CgPDR1 mutations and fluconazole susceptibilities. (A) Distribution of CgPDR1 mutations. The domains shown were based on the homology between S. cerevisiae Pdr1p and CgPdr1p. Asterisks indicate the locations of mutations. FSTFD is fungus-specific transcription factor domain. Five mutations (boxed) were selected to represent each of the domain/region groups for complementation analysis. (B) Targeted gene replacement via double-crossover homologous recombination; the 2.9-kb HindIII DNA fragment of the CgPDR1 ORF from each of clinical isolates, Cg1S, Cg4R, Cg18R, Cg14R, Cg16R, and Cg6R, was transformed into the Cgpdr1 mutant (CgB4) for targeted gene replacement. Two transformants, a and b, were selected from each complementation for analysis. The solid bar indicates the CgPDR1 ORF. (C) Fluconazole susceptibilities.
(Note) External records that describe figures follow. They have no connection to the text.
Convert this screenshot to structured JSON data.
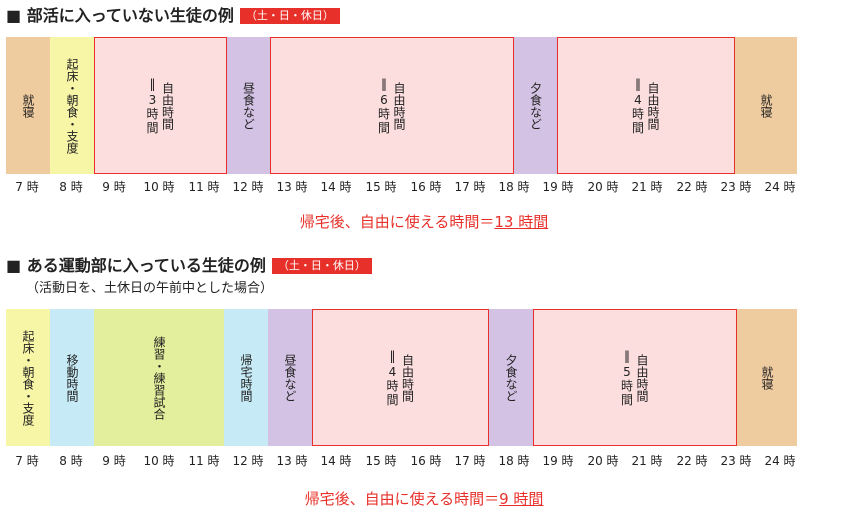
{
  "colors": {
    "sleep": "#efcba0",
    "morning": "#f7f5a6",
    "free": "#fcdede",
    "meal": "#d4c2e4",
    "move": "#c6ebf7",
    "practice": "#e3ef9c",
    "accent": "#e8302a"
  },
  "section1": {
    "title": "■ 部活に入っていない生徒の例",
    "badge": "（土・日・休日）",
    "segments": [
      {
        "label": "就寝",
        "type": "sleep"
      },
      {
        "label": "起床・朝食・支度",
        "type": "morning"
      },
      {
        "label": "自由時間",
        "duration": "3時間",
        "type": "free"
      },
      {
        "label": "昼食など",
        "type": "meal"
      },
      {
        "label": "自由時間",
        "duration": "6時間",
        "type": "free"
      },
      {
        "label": "夕食など",
        "type": "meal"
      },
      {
        "label": "自由時間",
        "duration": "4時間",
        "type": "free"
      },
      {
        "label": "就寝",
        "type": "sleep"
      }
    ],
    "summary_prefix": "帰宅後、自由に使える時間＝",
    "summary_value": "13 時間"
  },
  "section2": {
    "title": "■ ある運動部に入っている生徒の例",
    "badge": "（土・日・休日）",
    "note": "（活動日を、土休日の午前中とした場合）",
    "segments": [
      {
        "label": "起床・朝食・支度",
        "type": "morning"
      },
      {
        "label": "移動時間",
        "type": "move"
      },
      {
        "label": "練習・練習試合",
        "type": "practice"
      },
      {
        "label": "帰宅時間",
        "type": "move"
      },
      {
        "label": "昼食など",
        "type": "meal"
      },
      {
        "label": "自由時間",
        "duration": "4時間",
        "type": "free"
      },
      {
        "label": "夕食など",
        "type": "meal"
      },
      {
        "label": "自由時間",
        "duration": "5時間",
        "type": "free"
      },
      {
        "label": "就寝",
        "type": "sleep"
      }
    ],
    "summary_prefix": "帰宅後、自由に使える時間＝",
    "summary_value": "9 時間"
  },
  "hours": [
    "7 時",
    "8 時",
    "9 時",
    "10 時",
    "11 時",
    "12 時",
    "13 時",
    "14 時",
    "15 時",
    "16 時",
    "17 時",
    "18 時",
    "19 時",
    "20 時",
    "21 時",
    "22 時",
    "23 時",
    "24 時"
  ],
  "duration_equals": "＝"
}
Solid boxes, clinical isolates; open boxes, laboratory complemented strains. Strains: 84, wild-type strain; Cgpdr1, Cgpdr1 mutant (CgB4); Cg1Sa and Cg1Sb, Cgpdr1 mutant complemented by CgPDR1 from clinical sensitive isolate Cg1S; Cg4Ra and Cg4Rb, Cgpdr1 mutant complemented by CgPDR1 from Cg4R; Cg18Ra and Cg18Rb, Cgpdr1 mutant complemented by CgPDR1 from Cg18R; Cg14Ra and Cg14Rb, Cgpdr1 mutant complemented by CgPDR1 from Cg14R; Cg16Ra and Cg16Rb, Cgpdr1 mutant complemented by CgPDR1 from Cg16R; Cg6Ra and Cg6Rb, Cgpdr1 mutant complemented by CgPDR1 from Cg6R. All susceptibility tests were repeated in triplicate. The standard error of the geometric mean is shown for the isolate in which susceptibilities differed.

FIG. 3.

qRT-PCR analysis of CgPDR1, CgCDR1, PDH1, CgSNQ2, and CgYOR1 expression. The expression of pleiotropic drug resistance genes was analyzed by qRT-PCR. CgACT1 was used as an internal control for normalization. The fold differences of gene expression were compared to the wild-type strain 84, for which the expression is considered 100% and is represented by 1 as the baseline for all.